Garnishment laws are in effect to help the government or any creditor attempt to collect their rightful debt from a debtor. Garnishment laws vary from state to state, but they allow wages to be docked according to how much a person owes a creditor, ensuring that the debt is paid once and for all.

Garnishment laws can be levied on a person by any agency, they do not need to be enforced by the IRS. In fact, any private creditor or government department can seek a claim in garnishment against your wages. IRS Garnishment laws can also be enacted if you have back child support that is due, but in order to get these laws into motion, a court order must be made against the person whose wages are to be garnished.

Wages Garnished

Garnishment occurs before the payroll for any employee that is to have his or her wages garnished. IRS Garnishment laws have been established to help creditors get their money returned to them in this manner as many people can be irresponsible with their money and refuse to repay their creditor debt. This way, creditors are assured to get their payment before the person who owes the money sees any money from their salary.

Garnishment laws do vary from state to state, and certain states such as Texas, North Carolina, and Pennsylvania prohibit wage garnishment unless it is specifically related to taxes or child support. Other states allow any kind of garnishment of up to 25% of the income of a person to ensure that their creditors are eventually paid off.

Another type of garnishment law that can be put into effect is called attachment. In attachments, the institution that is being garnished must turn over all money and property during the court hearing.

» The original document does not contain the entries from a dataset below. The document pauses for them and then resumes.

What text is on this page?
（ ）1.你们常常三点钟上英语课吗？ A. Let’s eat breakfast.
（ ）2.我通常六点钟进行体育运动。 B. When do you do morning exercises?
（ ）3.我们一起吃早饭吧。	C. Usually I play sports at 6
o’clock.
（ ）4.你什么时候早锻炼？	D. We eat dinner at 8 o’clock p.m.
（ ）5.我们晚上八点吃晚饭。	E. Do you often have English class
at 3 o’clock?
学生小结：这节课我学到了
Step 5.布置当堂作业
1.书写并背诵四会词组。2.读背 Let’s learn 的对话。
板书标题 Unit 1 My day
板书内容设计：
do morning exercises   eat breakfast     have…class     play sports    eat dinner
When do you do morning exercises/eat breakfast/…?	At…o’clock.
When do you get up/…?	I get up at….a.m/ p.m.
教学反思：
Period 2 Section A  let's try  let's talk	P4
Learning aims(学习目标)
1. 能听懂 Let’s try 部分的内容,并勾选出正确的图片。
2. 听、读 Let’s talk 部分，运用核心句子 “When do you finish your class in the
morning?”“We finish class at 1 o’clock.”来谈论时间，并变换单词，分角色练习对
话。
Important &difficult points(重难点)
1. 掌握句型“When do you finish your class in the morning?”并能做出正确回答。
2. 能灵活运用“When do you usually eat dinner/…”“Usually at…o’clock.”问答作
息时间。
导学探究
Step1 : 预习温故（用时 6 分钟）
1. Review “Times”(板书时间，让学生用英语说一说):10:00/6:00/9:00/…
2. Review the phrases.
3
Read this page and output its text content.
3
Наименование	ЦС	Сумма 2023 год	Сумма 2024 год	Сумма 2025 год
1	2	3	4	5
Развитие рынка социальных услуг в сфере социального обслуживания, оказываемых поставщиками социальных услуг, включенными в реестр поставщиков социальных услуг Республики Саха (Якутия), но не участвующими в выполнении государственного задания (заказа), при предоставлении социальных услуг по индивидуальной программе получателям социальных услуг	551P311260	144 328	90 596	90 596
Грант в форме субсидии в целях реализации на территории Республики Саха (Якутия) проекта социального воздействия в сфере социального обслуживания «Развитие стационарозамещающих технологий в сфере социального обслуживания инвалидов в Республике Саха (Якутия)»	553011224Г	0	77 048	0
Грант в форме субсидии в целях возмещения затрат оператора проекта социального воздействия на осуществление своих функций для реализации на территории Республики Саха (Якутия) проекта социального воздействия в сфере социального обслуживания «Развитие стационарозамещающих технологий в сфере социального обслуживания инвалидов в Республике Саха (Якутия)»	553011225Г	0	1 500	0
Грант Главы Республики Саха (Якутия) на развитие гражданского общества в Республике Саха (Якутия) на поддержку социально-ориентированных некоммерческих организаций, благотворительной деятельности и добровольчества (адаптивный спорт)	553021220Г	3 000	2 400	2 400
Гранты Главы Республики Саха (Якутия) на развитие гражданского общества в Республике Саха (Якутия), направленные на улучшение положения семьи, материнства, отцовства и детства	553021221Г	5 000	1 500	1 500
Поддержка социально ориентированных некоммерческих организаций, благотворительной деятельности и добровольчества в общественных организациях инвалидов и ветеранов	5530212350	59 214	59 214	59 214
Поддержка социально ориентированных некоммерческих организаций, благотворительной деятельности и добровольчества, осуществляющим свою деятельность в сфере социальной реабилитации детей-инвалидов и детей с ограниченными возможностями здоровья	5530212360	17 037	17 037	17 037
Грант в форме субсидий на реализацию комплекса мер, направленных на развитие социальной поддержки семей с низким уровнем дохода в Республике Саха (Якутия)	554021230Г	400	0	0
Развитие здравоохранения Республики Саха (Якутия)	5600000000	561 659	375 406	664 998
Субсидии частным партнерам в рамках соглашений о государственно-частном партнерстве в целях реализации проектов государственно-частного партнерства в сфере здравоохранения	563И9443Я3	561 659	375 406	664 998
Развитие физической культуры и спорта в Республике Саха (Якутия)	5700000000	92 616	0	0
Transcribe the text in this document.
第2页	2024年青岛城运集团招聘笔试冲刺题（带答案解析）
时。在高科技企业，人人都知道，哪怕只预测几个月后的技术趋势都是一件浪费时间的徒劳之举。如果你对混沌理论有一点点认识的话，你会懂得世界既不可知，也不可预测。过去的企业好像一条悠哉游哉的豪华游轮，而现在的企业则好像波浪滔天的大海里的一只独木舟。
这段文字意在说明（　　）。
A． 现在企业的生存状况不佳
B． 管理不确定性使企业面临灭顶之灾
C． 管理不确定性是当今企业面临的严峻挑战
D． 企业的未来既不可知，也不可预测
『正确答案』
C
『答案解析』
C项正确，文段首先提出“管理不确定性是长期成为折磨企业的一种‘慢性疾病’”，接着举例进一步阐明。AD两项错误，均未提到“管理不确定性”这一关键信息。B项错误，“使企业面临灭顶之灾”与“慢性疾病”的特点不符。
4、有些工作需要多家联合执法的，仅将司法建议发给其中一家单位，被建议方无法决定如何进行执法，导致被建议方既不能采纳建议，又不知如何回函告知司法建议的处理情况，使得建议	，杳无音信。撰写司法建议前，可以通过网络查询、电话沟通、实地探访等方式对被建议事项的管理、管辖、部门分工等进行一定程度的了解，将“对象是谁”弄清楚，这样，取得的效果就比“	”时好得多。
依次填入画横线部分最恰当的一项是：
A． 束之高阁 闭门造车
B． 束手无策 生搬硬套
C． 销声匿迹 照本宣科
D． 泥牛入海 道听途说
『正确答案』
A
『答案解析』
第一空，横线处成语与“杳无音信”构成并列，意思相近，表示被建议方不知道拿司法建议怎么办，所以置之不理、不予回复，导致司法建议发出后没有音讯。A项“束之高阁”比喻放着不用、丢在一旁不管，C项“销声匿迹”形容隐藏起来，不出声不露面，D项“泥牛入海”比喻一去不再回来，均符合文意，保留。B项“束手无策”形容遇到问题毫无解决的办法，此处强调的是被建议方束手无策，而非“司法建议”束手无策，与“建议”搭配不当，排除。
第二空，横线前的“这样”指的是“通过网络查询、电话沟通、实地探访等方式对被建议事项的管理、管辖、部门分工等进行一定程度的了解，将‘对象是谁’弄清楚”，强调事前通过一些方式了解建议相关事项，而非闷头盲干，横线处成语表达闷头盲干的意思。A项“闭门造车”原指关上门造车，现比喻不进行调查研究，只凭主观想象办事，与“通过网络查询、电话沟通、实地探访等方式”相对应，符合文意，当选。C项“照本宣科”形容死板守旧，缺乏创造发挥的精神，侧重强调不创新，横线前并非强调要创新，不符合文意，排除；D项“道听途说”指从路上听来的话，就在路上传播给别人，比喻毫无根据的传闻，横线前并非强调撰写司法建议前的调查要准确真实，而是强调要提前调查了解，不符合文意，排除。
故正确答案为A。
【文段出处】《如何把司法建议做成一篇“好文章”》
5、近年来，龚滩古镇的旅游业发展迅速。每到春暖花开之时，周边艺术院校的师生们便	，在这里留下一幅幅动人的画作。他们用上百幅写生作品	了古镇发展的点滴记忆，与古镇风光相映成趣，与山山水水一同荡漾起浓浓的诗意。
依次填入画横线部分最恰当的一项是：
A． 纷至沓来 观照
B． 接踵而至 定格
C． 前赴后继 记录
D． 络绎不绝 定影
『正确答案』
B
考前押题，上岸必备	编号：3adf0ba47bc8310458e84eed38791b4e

This type of garnishment usually only happens to banks and other companies that have been liquidated due to poor business practices.

Garnishment works by with-holding money from a person's pay check until the debt has been paid. This means even when filing tax returns, if you had a garnishment on your check, you must claim those garnished wages as income, even though you did not receive them as income as they were for payment on a previous debt. This money must be claimed even if it is going toward child or spouse support, and a garnished person can be returned, active, or even part of the army and garnishment can still occur. In fact, the wage garnishment stays in effect until the full amount has been paid in full, or until the IRS decides that enough has been paid.

While garnishment does have its downsides, employees who are being garnished cannot be fired because of garnishment. If an employer does fire an employee over garnishment, then the employer is subject to punishment for breaking the law and will usually be fined. The IRS is not the enforcing body behind this however, as this duty falls to the Wage and Hour division of the Department of Labor.